Cartographers noted the farthest travel destination eastbound from “home” was China—the Far East. The midpoint when traveling eastward for trade was designated as the Middle East.

  Clear and consistent identification of the Middle East’s modern demarcation lines is not an easy task, whether one thinks in geographical terms, or political terms, or religious terms. On the latter, there are a plethora of ordained overlaps and doctrinal divisions.

  To spark a discussion, one could commence with the struggle among the prophet Muhammad’s followers to choose his successor subsequent to his death in 632 CE. War broke out within the span of two generations, mainly between the proponents for continuing Muhammad’s family lineage, who viewed his son-in-law Ali as the necessary choice, and those who instead favored a consensus selection for the new Muslim caliph. Ali’s supporters, known as Shiat Ali (contracted to Shi’ites or Shiites, often as Shia), initially won sway over those favoring selection through consensus, the Sunnis.

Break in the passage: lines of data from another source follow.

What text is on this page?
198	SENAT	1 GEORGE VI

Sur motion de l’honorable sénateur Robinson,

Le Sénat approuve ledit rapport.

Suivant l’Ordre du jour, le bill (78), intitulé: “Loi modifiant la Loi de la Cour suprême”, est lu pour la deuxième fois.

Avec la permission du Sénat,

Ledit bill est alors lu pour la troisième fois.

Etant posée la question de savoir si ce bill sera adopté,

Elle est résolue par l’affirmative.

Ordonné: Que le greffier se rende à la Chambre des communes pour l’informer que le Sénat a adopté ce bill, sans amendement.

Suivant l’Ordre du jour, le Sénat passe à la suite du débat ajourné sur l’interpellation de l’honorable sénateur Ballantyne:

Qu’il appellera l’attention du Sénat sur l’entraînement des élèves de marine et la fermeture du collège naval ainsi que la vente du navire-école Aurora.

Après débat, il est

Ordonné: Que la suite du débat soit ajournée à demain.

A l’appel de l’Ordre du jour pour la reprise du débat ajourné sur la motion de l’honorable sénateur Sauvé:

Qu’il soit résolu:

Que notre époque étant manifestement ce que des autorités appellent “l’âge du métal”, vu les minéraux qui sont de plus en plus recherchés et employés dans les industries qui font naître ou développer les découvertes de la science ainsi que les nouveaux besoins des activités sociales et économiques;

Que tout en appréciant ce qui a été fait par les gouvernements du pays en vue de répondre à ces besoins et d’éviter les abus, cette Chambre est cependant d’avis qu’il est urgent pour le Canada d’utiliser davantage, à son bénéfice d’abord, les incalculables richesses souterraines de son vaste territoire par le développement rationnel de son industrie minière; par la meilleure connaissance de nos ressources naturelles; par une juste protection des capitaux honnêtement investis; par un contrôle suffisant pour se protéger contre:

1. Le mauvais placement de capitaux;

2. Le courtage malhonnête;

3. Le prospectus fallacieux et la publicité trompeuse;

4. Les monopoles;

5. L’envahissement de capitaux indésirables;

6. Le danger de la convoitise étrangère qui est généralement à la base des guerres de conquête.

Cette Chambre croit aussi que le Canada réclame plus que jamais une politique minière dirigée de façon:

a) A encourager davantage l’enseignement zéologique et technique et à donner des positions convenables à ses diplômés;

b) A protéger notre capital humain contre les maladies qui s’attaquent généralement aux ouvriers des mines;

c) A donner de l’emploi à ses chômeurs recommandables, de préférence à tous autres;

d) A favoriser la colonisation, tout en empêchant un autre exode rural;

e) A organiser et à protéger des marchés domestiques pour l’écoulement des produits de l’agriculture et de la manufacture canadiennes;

  Ali’s assassination in 661 pitted the two factions against one another in conflict that continues to this day. Clusters of believers became regional powers as populations grew and their expanding land bases consolidated.10 The divisions intensified as Persia (today’s Iran) became primarily Shia and the Ottoman Empire (including present-day Turkey, Syria, and Iraq) became preferentially Sunni. Add the Kurdish dilemma to this stew. The Kurds, mostly Sunni but also Shia, Christian, Yazidi, Jewish, and Zoroastrian, have a demonstrated tolerance for other religions. In Iraq, notably under Saddam Hussein, Sunnis—a minority of the population—held power over the majority Shia. That situation shifted with the US invasion of the country in 2003, which deposed Hussein, resulting in the rise of a Shia-controlled government and a corresponding repression of Sunni influence. The latter factor is a cautionary reminder: to explain the enmity between Sunni and Shia as an “ancient rivalry” is to absolve responsibility from the many outside forces that have also mobilized and manipulated those divisions over centuries of meddling for their own political ends.